If you disallow the exact conversion globally, then you also stop your users from using their code or any other package that needs it. You might have even broken something in or that will be in Base. This conversion exists for good reasons:
There are many decimal values that are exactly represented in binary, and you just forced users to convert them away from Float64 just for conversion to BigFloat for more precise operations. big.(zeros(3)) no longer works, we need to do parse.(BigFloat, string.(zeros(3))).
Many algorithms start with the lower precision, do an operation in a higher precision, then return to the lower precision. The larger initial approximation error is just part of the intent. Again, you just forced a lot of extra work on that.
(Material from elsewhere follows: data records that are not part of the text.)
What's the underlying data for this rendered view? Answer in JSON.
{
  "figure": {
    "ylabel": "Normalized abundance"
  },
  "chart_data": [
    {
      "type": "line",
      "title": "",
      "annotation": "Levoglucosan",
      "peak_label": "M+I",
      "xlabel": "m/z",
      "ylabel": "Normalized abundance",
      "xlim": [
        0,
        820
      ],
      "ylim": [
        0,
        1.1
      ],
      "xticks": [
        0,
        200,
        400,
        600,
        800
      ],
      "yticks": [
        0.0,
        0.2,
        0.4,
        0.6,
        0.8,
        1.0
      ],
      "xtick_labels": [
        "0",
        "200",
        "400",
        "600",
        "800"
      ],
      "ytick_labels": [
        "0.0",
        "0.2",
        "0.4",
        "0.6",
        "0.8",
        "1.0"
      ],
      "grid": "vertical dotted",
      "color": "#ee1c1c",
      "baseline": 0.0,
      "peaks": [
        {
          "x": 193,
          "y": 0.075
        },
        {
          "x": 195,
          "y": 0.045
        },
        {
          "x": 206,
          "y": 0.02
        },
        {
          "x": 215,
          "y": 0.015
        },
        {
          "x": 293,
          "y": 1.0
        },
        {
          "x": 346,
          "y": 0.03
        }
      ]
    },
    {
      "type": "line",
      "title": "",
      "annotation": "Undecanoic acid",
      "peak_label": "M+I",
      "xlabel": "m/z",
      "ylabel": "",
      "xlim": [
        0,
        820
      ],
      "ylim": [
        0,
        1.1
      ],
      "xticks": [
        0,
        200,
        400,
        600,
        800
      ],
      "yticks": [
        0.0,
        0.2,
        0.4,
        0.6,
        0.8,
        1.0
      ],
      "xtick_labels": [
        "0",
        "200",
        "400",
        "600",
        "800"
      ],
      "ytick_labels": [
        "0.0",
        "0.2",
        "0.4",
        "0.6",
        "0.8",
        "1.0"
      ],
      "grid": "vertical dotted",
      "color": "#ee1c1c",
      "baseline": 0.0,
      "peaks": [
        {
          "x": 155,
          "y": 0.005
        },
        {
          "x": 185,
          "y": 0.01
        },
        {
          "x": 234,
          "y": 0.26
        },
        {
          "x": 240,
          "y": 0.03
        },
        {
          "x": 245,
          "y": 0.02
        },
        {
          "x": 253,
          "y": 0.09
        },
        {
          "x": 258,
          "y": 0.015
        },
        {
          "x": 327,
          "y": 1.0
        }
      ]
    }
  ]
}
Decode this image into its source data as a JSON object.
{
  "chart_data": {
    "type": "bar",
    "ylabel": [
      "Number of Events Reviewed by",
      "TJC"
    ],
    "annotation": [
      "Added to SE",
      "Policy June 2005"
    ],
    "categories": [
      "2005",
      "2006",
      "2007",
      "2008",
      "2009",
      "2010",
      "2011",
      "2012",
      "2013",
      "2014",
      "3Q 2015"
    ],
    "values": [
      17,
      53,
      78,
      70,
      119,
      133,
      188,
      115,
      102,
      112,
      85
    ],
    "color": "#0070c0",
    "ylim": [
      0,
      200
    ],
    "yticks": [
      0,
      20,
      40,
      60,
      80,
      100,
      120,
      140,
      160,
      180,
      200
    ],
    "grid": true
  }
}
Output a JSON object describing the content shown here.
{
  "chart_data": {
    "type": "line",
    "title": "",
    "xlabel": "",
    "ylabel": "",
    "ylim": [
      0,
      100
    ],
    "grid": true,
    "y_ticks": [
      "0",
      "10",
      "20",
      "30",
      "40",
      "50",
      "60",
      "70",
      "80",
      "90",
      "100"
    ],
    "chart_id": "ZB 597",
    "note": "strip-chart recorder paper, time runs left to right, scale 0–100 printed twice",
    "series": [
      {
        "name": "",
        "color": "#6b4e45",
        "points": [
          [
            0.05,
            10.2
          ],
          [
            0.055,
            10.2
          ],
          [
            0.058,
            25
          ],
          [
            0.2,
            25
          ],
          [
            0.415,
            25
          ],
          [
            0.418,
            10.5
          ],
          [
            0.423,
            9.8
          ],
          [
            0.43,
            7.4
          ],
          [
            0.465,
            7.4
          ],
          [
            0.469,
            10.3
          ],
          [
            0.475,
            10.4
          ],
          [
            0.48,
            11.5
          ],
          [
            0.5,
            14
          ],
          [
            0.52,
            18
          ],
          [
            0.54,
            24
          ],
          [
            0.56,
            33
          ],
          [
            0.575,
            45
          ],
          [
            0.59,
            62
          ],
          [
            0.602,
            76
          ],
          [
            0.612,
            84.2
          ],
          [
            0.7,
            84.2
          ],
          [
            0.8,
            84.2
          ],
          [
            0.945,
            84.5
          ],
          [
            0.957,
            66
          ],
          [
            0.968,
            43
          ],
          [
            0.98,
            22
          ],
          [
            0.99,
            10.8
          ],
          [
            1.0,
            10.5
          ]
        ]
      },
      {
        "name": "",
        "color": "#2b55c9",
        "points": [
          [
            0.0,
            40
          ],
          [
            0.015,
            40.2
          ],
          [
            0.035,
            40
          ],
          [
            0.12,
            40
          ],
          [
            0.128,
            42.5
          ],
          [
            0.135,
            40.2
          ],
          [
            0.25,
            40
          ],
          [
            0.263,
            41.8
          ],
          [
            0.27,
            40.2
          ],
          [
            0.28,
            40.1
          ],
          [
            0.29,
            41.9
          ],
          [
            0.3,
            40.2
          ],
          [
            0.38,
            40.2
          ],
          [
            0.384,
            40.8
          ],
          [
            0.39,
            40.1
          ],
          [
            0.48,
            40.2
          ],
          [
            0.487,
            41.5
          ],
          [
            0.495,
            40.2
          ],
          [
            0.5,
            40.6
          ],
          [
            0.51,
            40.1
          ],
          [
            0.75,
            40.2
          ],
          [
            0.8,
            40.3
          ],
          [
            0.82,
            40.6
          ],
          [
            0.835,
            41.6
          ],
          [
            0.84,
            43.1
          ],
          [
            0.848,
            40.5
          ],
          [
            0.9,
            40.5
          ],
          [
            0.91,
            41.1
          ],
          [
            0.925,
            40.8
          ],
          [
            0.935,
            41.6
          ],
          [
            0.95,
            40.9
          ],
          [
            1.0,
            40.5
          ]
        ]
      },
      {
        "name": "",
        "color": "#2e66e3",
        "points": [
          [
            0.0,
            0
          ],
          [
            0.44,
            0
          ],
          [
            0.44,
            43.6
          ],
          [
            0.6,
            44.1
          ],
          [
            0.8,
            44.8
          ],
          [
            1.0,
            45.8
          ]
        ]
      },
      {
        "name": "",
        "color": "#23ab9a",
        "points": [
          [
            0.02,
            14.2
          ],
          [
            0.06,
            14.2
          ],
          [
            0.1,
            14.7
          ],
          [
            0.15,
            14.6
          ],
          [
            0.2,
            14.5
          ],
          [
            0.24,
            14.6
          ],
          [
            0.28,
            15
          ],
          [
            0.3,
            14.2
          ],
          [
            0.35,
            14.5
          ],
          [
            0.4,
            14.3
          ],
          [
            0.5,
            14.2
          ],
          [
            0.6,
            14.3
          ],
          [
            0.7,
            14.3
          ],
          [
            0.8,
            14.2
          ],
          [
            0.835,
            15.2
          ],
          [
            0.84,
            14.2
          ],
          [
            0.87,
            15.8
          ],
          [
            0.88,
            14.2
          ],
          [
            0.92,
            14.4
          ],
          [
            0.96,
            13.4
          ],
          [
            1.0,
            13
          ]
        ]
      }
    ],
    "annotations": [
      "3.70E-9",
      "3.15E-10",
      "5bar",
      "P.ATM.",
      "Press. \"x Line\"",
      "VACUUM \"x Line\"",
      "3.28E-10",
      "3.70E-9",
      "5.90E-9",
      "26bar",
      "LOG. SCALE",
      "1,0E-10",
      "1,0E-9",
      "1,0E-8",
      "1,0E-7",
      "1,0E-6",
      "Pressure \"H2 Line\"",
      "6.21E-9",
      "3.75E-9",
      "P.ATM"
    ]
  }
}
Assuming you’re just doing this in your algorithm, another issue is that you’re also only addressing Float64. There’s the even less precise Float16 and Float32 in Base, and there can be an arbitrary number of lower precision AbstractFloat subtypes you don’t want as well as an arbitrary number of higher precision AbstractFloat subtypes you do want (including BigFloat → BigFloat). You can’t disallow an infinite subset of input types explicitly, so you should try specifying what input types you do allow. At this point, the inputs could be Union{AbstractString, Rational, BigFloat}, though you will probably just use BigFloat in the core algorithm because strings can’t support any arithmetic and Rational will automatically convert to Float64 in many operations that usually don’t have rational outputs e.g. asin(1//2).